Windy City Meets Old Pueblo

Around the same time Joyce was finding her direction, Marv arrived from Chicago not knowing anyone and having little direction himself.

Marv worked in the billboard business and had recently accepted a transfer to Tucson, not knowing what to expect. He had few business contacts, and needed to make some friends quickly. That included finding a good accountant.

His search for a business network led him to David Cutler, an accountant who would years later found Felicia’s Farm. Marv’s wandering in the Old Pueblo led to a fateful encounter with Joyce. She was instantly smitten by the mysterious man from Chicago, despite her father’s warning to “be careful with those big city boys.”

Throwing her father’s caution to the wind, Joyce became close friends with Marv for 15 years before the relationship grew into something deeper. The couple eventually married and decided to go into business together.

Feeding a Purpose

In 2009, David Cutler wanted to honor the memory of his beloved late wife, Felicia. Among a community of do-gooders, Felicia went above and beyond. Her reputation for kindness and charity was legendary, which made her loss that much more palpable.

David opened Felicia’s Farm a year later, with four acres of farmland across the street from the Jewish Community Center. He donated all produce from the farm to local nonprofits to feed the homeless and food insecure. At its height before the pandemic, the farm gave away 700 pounds of produce and 130 dozen eggs per week to local aid organizations such as Casa Maria soup kitchen, Lend-A-Hand, and South Tucson Food Bank.

This mission of selfless giving was David’s attempt to capture Felicia’s spirit through action. The farm also gave Marv and Joyce the chance to become more involved with their community. Marv later became board president when the pandemic approached, as the farm found itself losing volunteers because of social distancing measures.

“I told him that I’m the only person who would be able to do this on such a limited budget,” Marv says. “That way, we could save money and invest it back into the farm.”

Obstacles and Opportunities

By now, we’re used to hearing the prototypical pandemic story of a business humming along until…2020 happened.

With the number of events greatly reduced, business slowed for Hem & Her, “drastically impacting the volume of the business.” Along with the slump in business, the pandemic impacted supply chains worldwide, leading to mass shortages of materials, such as fabric. Fortunately, Joyce had a decent stockpile that allowed her to outlast the pandemic.

While Hem & Her wasn’t spared from the wreckage wrought by COVID-19, the experience of 2020 held a silver lining for Joyce and Marv.
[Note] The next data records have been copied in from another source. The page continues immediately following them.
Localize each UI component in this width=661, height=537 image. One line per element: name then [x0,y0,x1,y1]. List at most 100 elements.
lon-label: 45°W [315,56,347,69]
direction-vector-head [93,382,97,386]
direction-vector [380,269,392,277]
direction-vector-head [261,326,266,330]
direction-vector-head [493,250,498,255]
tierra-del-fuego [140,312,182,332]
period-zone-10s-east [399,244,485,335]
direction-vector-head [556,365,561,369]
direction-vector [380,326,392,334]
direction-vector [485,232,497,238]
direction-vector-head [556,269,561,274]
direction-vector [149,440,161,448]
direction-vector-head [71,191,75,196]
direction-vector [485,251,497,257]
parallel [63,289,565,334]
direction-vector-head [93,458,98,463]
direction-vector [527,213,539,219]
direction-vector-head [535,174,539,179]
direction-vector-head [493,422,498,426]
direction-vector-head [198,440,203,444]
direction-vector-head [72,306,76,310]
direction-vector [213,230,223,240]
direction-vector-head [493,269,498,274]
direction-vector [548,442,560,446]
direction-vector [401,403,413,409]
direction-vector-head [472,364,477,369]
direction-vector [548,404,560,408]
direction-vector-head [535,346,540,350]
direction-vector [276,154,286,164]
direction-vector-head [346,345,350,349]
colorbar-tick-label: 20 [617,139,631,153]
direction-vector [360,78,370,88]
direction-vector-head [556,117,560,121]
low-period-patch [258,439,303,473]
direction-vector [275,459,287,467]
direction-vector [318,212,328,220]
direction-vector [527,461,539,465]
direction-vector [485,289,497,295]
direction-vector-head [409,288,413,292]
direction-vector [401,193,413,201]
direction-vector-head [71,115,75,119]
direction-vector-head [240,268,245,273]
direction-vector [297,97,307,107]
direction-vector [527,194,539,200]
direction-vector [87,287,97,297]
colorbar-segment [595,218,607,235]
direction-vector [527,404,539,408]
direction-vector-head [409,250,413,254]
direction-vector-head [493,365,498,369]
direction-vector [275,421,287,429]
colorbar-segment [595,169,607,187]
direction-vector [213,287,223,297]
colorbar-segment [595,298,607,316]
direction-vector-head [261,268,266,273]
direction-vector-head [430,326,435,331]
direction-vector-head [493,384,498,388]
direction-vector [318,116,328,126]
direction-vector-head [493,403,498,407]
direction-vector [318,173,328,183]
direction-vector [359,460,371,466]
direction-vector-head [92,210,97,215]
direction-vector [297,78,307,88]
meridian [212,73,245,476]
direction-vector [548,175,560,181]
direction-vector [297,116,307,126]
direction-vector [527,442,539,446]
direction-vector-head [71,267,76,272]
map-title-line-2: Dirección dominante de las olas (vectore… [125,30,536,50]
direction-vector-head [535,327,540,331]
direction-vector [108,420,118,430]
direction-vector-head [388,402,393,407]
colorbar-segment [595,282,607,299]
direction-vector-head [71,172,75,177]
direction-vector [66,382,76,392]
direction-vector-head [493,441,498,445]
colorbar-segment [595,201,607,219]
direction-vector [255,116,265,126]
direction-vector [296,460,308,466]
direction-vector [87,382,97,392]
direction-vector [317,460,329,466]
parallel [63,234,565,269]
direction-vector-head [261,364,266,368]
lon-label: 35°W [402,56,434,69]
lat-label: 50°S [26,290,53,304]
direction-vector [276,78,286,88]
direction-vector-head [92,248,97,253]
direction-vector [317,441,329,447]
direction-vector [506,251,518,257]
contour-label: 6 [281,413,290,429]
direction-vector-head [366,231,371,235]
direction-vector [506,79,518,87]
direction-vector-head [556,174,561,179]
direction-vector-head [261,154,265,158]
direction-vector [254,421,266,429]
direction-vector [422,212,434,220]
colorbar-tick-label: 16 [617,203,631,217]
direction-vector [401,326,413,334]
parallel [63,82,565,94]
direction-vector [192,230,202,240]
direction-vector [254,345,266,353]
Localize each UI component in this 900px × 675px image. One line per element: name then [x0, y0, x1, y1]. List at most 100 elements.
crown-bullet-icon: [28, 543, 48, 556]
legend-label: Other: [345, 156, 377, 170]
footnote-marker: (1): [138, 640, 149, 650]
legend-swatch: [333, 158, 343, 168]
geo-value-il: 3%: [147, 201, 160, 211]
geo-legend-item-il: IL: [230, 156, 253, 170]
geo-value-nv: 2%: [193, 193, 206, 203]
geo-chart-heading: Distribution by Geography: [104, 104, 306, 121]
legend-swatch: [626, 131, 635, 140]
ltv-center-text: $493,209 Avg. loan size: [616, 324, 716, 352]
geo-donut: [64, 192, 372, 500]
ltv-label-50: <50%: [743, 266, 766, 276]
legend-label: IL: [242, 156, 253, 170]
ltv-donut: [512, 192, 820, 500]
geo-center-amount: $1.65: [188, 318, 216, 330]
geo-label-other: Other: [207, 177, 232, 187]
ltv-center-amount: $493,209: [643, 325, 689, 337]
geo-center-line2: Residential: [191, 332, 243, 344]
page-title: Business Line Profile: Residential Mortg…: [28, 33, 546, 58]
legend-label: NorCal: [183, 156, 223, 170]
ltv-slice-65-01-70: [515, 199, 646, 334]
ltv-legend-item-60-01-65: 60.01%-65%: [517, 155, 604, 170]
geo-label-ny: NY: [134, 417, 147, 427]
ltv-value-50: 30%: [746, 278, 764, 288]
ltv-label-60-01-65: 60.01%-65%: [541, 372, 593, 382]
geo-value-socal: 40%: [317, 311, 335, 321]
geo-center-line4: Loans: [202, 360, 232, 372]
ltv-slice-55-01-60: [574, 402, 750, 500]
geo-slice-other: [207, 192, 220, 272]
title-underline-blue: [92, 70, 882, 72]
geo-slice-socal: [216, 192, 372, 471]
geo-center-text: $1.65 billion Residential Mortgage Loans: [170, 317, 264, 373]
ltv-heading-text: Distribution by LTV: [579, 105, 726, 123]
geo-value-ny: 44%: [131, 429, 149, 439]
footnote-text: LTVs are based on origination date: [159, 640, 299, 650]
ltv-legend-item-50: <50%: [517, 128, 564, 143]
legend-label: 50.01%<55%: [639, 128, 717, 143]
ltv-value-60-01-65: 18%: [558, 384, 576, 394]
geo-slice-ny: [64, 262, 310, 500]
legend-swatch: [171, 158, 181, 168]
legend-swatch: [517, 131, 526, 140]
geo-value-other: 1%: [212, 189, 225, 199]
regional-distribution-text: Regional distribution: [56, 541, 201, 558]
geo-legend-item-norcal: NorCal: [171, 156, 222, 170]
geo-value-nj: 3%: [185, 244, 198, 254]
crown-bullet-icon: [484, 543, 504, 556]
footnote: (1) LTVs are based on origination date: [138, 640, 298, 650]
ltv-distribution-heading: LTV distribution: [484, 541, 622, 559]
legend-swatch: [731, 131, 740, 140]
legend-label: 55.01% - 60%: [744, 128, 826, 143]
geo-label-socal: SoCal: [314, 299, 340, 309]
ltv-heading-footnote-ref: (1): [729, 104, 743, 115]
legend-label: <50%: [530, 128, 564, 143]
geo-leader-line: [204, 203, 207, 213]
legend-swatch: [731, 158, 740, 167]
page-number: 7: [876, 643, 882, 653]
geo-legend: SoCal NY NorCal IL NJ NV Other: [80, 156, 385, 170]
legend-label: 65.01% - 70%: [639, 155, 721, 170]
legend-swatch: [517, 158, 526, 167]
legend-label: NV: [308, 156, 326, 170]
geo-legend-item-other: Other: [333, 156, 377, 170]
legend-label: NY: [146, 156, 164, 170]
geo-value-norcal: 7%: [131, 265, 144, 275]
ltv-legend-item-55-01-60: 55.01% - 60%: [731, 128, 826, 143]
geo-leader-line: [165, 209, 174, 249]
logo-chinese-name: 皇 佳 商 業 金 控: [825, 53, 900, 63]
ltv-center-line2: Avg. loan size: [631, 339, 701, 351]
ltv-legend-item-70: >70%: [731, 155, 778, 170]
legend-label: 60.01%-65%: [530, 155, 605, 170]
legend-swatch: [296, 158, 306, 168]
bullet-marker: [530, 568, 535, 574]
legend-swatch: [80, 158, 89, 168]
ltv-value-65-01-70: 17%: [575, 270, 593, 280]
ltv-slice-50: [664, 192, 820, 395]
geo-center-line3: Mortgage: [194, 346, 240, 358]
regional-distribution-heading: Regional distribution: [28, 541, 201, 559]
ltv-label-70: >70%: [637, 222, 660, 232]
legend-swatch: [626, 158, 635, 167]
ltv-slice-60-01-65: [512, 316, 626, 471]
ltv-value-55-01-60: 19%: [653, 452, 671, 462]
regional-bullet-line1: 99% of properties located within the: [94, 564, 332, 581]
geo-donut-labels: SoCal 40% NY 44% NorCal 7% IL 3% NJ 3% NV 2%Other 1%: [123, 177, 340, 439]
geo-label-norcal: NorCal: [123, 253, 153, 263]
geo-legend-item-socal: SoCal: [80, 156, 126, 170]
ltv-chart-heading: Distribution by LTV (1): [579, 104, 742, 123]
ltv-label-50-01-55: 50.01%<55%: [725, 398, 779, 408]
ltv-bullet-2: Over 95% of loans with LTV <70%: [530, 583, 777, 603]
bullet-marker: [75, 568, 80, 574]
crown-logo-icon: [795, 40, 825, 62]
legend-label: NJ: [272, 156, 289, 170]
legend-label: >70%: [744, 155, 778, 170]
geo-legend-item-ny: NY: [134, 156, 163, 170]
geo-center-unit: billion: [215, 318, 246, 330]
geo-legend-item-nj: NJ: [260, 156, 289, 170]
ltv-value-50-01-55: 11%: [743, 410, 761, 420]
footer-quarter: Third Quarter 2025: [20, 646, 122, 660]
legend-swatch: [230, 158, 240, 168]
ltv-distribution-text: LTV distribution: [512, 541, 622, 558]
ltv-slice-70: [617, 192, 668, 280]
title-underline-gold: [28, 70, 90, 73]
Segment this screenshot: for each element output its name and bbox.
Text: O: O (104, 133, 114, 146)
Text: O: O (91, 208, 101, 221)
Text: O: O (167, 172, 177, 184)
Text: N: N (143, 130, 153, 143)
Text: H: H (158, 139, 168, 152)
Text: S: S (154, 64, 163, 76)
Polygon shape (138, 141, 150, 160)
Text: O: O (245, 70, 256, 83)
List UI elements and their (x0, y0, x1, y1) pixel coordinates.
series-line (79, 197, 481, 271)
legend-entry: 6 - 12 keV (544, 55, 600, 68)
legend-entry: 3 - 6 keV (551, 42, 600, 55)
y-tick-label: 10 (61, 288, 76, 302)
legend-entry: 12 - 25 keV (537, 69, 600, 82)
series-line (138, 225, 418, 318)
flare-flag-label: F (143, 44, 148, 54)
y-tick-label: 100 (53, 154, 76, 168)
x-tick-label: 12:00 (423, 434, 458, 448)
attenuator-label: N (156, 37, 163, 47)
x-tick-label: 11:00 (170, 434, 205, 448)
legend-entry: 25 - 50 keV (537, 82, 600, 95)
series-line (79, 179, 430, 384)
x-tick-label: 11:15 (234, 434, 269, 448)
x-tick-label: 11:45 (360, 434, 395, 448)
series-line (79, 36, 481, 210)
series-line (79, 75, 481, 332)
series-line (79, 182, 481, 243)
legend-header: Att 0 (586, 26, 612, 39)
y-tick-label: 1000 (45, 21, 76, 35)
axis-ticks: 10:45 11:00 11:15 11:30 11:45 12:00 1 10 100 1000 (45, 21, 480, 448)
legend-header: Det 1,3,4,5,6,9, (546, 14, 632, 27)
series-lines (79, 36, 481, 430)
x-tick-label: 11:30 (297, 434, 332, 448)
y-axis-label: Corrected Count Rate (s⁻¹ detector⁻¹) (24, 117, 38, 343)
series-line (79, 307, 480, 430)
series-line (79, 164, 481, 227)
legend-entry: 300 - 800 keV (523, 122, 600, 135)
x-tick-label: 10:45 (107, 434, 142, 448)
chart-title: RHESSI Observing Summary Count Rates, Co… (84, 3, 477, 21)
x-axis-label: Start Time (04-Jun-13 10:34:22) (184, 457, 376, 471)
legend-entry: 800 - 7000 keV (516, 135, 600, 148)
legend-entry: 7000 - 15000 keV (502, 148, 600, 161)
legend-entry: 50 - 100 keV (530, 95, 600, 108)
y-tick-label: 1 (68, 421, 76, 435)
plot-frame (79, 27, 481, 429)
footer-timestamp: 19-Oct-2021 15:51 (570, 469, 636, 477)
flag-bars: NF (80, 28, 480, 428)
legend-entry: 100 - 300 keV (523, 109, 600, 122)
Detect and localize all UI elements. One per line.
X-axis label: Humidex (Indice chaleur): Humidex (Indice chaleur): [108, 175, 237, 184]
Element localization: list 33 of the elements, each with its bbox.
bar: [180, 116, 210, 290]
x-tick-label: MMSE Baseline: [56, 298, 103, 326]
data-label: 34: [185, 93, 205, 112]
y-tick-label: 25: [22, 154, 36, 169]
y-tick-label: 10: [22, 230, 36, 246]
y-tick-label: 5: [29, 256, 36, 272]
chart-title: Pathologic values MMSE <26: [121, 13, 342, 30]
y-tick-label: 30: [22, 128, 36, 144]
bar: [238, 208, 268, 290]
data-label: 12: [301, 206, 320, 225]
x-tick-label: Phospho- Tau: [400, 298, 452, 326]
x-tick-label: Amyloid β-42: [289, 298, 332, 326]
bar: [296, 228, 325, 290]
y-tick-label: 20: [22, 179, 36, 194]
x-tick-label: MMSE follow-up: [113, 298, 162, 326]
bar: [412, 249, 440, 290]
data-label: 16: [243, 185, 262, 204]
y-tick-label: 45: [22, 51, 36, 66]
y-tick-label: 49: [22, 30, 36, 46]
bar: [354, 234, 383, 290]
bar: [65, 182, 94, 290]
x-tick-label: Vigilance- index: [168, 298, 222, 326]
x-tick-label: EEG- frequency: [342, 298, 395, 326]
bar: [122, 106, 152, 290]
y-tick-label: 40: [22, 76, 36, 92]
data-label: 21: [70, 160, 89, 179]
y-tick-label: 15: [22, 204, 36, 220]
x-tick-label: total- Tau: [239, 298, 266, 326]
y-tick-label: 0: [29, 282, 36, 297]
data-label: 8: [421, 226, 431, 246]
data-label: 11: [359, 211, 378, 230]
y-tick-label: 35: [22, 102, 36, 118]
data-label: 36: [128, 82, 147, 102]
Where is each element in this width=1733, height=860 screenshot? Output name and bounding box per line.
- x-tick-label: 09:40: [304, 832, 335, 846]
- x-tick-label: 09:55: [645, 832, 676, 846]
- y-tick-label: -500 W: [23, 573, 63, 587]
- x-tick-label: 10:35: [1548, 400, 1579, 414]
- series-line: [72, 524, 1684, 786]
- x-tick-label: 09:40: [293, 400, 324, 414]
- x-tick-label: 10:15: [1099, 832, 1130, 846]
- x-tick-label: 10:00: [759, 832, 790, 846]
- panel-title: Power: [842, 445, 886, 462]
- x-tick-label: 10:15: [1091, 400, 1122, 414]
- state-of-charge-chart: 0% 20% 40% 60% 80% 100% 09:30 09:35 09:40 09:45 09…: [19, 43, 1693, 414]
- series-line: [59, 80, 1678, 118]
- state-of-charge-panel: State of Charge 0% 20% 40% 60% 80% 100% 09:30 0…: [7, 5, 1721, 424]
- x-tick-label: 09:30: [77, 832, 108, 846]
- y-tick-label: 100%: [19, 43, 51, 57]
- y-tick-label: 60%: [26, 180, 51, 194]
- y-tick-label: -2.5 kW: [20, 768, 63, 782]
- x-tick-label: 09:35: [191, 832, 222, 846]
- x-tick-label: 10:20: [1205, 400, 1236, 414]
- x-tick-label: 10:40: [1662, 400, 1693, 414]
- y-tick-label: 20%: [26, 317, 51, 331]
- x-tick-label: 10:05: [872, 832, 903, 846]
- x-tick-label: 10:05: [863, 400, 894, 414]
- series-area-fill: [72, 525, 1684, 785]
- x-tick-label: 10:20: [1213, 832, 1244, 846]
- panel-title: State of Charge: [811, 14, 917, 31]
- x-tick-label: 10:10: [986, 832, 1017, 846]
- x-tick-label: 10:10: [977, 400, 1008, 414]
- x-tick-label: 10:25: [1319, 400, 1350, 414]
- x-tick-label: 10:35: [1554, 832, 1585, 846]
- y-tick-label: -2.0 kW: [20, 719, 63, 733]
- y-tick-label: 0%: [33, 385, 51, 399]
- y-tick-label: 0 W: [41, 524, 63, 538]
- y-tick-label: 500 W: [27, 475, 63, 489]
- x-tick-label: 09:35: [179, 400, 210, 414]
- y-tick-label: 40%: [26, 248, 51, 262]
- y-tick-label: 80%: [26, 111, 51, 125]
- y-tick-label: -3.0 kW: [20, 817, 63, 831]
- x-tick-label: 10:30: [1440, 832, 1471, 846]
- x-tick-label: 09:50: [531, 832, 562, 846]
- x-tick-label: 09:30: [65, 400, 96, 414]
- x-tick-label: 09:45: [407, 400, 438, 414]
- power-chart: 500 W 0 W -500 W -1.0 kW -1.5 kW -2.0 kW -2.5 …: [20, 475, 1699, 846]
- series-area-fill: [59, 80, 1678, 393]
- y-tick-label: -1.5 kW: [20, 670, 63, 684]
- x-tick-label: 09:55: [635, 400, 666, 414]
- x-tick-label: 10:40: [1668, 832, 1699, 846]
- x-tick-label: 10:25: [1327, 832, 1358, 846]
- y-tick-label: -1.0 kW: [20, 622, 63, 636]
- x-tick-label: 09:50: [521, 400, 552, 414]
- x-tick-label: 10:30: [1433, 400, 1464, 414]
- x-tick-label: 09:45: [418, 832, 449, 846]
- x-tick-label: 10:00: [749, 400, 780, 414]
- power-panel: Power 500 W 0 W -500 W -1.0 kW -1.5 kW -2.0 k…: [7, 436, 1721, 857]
With the relative quiet, Joyce was able to tackle personal projects long dormant. In a way, the slowdown of 2020 became a blessing.

”I was saving these projects for a rainy day and that rainy day had finally come,” Joyce says. “So I took advantage of the downtime.”

Joyce found another blessing in Tucson’s small business community, whom she credits for providing support throughout that difficult time. Joyce says that as the economy opens, more community members have come to visit, making things seem more like normal.